In fact, I now see every aspect of my life, from the major moments to the most cheesy movie quote, as some sign from God. Yet, all those signs, in all their forms, require effort and dedication. Take it from Morgan as God, in Bruce Almighty: “People want me to do everything for them. What they don’t realize is they have the power. You want to see a miracle, son? Be the miracle.”

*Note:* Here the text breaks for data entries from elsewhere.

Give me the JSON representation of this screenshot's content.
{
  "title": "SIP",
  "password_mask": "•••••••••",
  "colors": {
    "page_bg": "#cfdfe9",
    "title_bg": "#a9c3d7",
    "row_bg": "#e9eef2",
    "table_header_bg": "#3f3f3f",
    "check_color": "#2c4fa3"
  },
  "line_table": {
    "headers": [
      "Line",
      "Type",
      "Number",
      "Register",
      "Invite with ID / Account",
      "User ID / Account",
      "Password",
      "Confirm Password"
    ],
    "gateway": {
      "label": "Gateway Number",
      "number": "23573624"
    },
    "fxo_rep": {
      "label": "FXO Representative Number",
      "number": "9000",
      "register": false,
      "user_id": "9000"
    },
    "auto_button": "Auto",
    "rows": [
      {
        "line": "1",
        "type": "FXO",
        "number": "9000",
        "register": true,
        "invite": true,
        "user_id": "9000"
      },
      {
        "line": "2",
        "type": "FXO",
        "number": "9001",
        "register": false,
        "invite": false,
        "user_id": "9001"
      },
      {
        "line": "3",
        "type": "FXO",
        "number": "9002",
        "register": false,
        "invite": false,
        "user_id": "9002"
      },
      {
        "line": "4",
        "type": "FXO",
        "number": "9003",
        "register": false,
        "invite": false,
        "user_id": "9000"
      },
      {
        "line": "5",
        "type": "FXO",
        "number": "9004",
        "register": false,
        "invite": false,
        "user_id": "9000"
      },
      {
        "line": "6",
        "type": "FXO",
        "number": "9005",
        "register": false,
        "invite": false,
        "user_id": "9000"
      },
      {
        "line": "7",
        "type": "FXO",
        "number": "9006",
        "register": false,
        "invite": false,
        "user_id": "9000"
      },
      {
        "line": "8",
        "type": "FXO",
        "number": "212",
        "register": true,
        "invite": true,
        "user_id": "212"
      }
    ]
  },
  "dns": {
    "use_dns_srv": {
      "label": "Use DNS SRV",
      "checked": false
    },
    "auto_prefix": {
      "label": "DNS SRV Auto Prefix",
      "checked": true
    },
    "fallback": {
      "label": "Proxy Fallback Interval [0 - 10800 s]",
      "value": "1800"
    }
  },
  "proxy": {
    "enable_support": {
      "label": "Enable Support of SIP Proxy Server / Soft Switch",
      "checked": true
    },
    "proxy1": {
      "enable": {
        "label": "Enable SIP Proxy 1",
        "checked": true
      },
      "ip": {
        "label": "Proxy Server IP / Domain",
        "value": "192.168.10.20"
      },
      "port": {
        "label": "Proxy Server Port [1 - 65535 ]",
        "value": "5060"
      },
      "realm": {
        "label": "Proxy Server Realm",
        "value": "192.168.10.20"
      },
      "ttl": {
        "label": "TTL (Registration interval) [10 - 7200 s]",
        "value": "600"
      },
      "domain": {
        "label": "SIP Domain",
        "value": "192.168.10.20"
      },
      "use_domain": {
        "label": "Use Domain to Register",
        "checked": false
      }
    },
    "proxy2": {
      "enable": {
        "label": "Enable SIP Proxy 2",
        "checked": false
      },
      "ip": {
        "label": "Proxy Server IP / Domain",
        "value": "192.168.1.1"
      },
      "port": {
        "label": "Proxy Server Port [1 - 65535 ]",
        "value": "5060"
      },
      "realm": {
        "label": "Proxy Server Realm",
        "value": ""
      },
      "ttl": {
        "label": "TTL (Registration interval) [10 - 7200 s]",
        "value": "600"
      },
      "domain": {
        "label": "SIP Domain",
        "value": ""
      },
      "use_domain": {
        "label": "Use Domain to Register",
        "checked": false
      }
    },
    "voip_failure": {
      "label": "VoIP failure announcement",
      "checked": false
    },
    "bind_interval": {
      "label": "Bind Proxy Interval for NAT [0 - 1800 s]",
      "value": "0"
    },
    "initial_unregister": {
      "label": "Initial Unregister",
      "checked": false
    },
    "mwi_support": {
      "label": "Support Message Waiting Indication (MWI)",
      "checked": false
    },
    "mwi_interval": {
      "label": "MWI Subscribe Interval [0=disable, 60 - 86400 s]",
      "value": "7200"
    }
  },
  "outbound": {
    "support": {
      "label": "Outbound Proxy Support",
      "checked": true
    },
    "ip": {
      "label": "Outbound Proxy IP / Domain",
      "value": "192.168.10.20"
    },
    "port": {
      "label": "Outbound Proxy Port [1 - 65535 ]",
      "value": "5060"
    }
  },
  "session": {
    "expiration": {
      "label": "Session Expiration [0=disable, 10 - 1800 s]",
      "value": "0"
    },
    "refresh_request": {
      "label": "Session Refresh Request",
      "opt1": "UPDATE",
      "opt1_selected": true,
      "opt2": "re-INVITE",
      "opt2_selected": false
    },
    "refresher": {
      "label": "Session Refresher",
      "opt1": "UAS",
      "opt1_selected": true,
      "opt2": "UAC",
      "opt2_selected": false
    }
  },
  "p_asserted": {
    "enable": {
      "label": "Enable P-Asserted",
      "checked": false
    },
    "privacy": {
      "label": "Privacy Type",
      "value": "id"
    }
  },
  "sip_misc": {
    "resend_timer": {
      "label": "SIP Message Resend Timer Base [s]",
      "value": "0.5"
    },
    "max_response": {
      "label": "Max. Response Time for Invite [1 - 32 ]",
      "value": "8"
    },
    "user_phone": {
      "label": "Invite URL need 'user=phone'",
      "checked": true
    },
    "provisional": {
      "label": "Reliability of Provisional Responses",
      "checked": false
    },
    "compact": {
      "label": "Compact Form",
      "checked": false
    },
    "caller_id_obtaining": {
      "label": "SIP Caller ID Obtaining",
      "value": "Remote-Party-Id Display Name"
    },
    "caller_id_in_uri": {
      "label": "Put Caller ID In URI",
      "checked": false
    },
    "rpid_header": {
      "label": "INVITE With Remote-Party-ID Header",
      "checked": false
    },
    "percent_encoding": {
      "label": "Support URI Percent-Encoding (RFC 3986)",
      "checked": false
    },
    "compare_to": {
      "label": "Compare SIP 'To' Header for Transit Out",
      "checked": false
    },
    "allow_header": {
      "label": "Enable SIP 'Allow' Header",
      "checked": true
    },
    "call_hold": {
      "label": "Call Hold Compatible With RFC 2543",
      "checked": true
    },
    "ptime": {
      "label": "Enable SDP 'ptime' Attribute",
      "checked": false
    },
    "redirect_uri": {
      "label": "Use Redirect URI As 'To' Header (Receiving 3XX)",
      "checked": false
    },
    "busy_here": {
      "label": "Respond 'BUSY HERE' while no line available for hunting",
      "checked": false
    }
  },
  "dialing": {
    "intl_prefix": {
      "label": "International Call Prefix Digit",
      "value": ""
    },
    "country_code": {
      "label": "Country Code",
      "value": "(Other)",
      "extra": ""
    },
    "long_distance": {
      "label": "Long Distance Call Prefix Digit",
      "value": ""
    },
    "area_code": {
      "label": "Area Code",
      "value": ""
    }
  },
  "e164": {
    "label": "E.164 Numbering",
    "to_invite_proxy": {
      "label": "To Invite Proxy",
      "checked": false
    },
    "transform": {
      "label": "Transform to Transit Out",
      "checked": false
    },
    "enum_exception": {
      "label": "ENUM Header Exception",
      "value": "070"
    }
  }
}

Muna admits now that she suspected the same thing I did—that starting in 2005, I was on a path to become Muslim myself. It had taken years to move from being a scared jokester to a responsible man, a process that included therapy for my anxiety disorder, reprioritizing, and flat-out work. Moving toward Islam would take a similar journey on my terms—my Islam. I kept my birth name, I pray frequently but not daily, and I still hold an abiding respect for Judaism. These rituals, to me, never defined whether one was Muslim or not. My practice and my household only determine what kind of Muslim I am—how I fulfill the promise and the gifts God has given me. But, most especially, the love I’m fortunate enough to enjoy.
As Azeem, Morgan Freeman may have exposed me to Muslims and to the idea of religious pluralism. But I didn’t know Islam until I met Muna. Whatever God’s plan may be for us, separate or together, I now welcome it instead of fear it.
I married a Muslim, and, now, I am a Muslim. Thanks in part to Morgan Freeman.